ADM (Archer-Daniels-Midland Company), in the Consumer Defensive sector, (Agricultural Farm Products industry), listed on NYSE.

Archer-Daniels-Midland Company procures, transports, stores, processes, and merchandises agricultural commodities, products, and ingredients in the United States, Switzerland, Cayman Islands, Brazil, Mexico, the United Kingdom, and internationally. The company operates through three segments: Ag Services and Oilseeds, Carbohydrate Solutions, and Nutrition. It procures, stores, cleans, and transports agricultural raw materials, such as oilseeds, corn, wheat, milo, oats, and barley. The company also engages in the agricultural commodity and feed product import, export, and distribution; and structured trade finance activities. In addition, it offers vegetable oils and protein meals; ingredients for the food, feed, energy, and industrial customers; crude vegetable oils, salad oils, margarine, shortening, and other food products; and partially refined oils to produce biodiesel and glycols for use in chemicals, paints, and other industrial products. Further, the company provides peanuts, peanut-derived ingredients, and cotton cellulose pulp; sweeteners, corn and wheat starches, syrup, glucose, wheat flour, and dextrose; alcohol and other food and animal feed ingredients; ethyl alcohol and ethanol; corn gluten feed and meal; distillers' grains; and citric acids.

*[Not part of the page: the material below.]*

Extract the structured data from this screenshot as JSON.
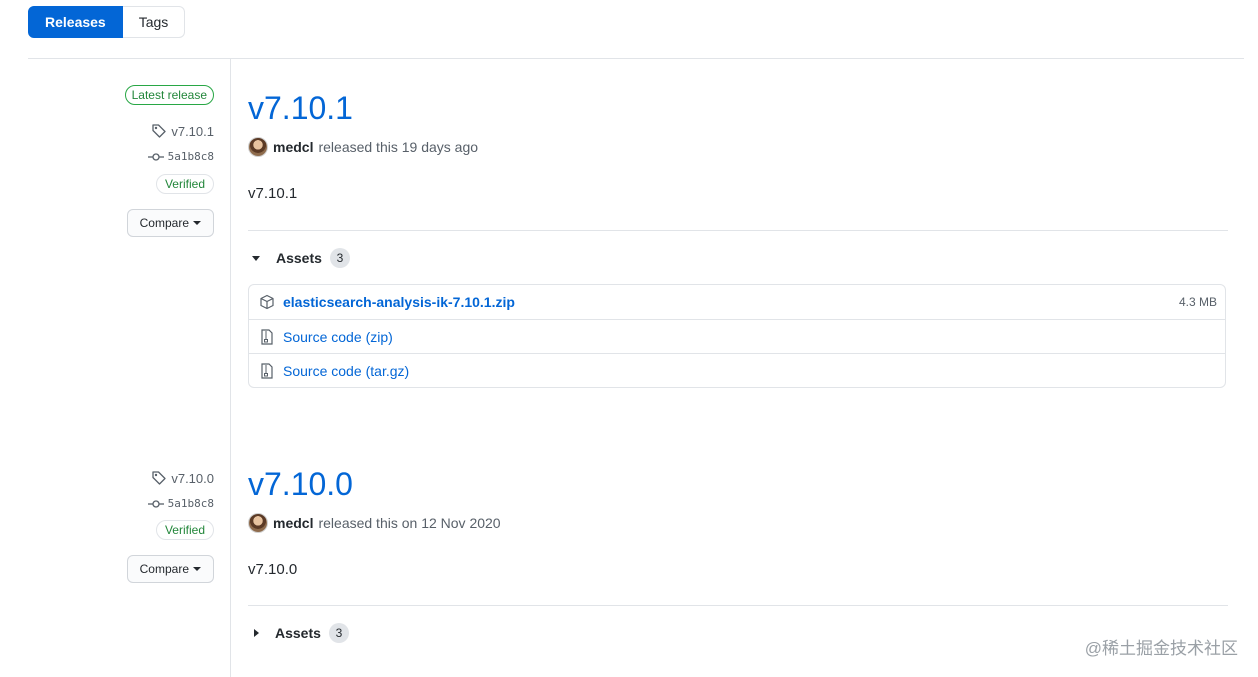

ADM (Archer-Daniels-Midland Company) trades in the Consumer Defensive sector, specifically Agricultural Farm Products, with a market capitalization of approximately $39.95B, a trailing P/E of 37.11, a beta of 0.58 versus the broader market, a 52-week range of 46.81-83.1, average daily share volume of 3.9M, a public-listing history dating back to 1980, approximately 42K full-time employees. These structural characteristics shape how ADM stock options price implied volatility around earnings windows, capital events, and macro-driven sector rotations.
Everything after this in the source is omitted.